$\dfrac{\text{d}}{\text{d}x}[x^{-n}J_n(x)]=-x^{-n}J_{n+1}(x)$
$\dfrac{\text{d}}{\text{d}x}[x^{n}J_n(x)]=x^{n}J_{n-1}(x)$
$xJ_n'(x)=nJ_n(x)-xJ_{n+1}(x)$
Where $J_n(x)=\sum\limits_{j=0}^\infty\dfrac{(-1)^j}{j!(n+j)!}\left(\dfrac{x}{2}\right)^{n+2j}$
I'm having some trouble with the first one in particular. Can someone show me the steps?
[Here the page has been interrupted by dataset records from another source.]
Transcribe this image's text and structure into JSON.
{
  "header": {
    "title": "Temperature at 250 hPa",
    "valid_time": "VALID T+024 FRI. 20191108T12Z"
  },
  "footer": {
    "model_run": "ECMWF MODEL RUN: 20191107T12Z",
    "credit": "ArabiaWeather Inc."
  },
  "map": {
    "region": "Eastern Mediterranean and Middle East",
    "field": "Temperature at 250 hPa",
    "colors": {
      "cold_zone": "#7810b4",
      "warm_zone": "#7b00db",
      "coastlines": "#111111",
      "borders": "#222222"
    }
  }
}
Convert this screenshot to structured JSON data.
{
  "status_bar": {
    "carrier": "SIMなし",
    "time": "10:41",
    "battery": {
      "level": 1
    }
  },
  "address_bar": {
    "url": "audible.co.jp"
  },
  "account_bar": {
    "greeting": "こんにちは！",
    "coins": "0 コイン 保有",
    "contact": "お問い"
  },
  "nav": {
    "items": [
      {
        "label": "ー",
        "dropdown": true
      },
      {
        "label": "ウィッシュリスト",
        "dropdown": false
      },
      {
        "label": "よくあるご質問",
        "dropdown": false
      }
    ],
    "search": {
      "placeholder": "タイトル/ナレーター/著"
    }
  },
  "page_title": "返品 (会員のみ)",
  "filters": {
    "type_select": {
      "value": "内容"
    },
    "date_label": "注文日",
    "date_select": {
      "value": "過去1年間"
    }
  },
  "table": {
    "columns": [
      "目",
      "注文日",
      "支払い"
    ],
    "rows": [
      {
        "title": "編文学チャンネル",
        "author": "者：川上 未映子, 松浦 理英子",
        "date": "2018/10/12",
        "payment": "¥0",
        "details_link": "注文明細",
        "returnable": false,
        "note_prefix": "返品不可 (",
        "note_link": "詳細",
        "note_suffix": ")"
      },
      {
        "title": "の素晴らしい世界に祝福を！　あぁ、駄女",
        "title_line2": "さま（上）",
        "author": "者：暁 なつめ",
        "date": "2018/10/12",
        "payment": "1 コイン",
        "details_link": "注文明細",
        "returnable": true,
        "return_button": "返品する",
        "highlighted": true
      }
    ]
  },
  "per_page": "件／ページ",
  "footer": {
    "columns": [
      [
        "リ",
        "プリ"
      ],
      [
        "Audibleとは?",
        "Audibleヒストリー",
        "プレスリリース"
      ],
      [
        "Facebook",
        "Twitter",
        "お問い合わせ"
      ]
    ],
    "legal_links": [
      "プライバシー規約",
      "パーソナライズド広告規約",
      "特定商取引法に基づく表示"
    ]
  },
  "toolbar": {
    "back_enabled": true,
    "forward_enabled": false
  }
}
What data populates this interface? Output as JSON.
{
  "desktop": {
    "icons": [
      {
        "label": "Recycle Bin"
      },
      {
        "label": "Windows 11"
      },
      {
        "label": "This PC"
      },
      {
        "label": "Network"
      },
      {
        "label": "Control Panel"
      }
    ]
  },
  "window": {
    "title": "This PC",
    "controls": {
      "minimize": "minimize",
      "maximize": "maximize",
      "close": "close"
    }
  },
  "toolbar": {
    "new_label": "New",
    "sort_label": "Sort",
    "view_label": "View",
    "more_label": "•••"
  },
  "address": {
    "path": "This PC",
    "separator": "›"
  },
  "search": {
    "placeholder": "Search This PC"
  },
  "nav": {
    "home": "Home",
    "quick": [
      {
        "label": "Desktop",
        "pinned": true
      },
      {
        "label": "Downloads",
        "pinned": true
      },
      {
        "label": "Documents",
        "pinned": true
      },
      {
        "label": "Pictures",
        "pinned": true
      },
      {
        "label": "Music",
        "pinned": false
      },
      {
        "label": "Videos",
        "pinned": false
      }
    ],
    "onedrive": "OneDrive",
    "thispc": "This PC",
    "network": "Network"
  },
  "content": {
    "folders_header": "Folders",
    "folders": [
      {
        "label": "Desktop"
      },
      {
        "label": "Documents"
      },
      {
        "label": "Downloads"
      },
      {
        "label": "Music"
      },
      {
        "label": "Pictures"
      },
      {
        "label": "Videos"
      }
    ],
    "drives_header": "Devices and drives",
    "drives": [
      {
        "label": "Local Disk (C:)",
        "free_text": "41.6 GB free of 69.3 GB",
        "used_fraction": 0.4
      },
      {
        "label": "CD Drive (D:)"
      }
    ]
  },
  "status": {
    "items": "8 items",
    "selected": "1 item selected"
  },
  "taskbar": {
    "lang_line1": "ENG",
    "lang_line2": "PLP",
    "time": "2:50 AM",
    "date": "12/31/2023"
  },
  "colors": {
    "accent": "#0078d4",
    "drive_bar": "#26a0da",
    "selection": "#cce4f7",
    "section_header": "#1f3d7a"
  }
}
Here's $1$:$$\begin{align} \frac{\text d}{\text dx}x^{-n}J_n(x)&=\frac{\text d}{\text dx}\sum_{j=0}^\infty \frac{(-1)^jx^{2j}}{j!(n+j)!2^{n+2j}}\\ &=\sum_{j=1}^\infty\frac{2j(-1)^jx^{2j-1}}{j!(n+j)!2^{n+2j}}\\ &=\sum_{j=1}^\infty\frac{(-1)^jx^{2j-1}}{(j-1)!(n+j)!2^{n+2j-1}}\\ &=\sum_{j=0}^\infty\frac{(-1)^{j+1}x^{2j+1}}{j!(n+j+1)!2^{n+2j+1}}\\ &=-x^{-n}\sum_{j=0}^\infty\frac{(-1)^{j}}{j!(n+1+j)!}\left(\frac x2\right)^{n+1+2j}\\ &=-x^{-n}J_{n+1}(x)\end{align}$$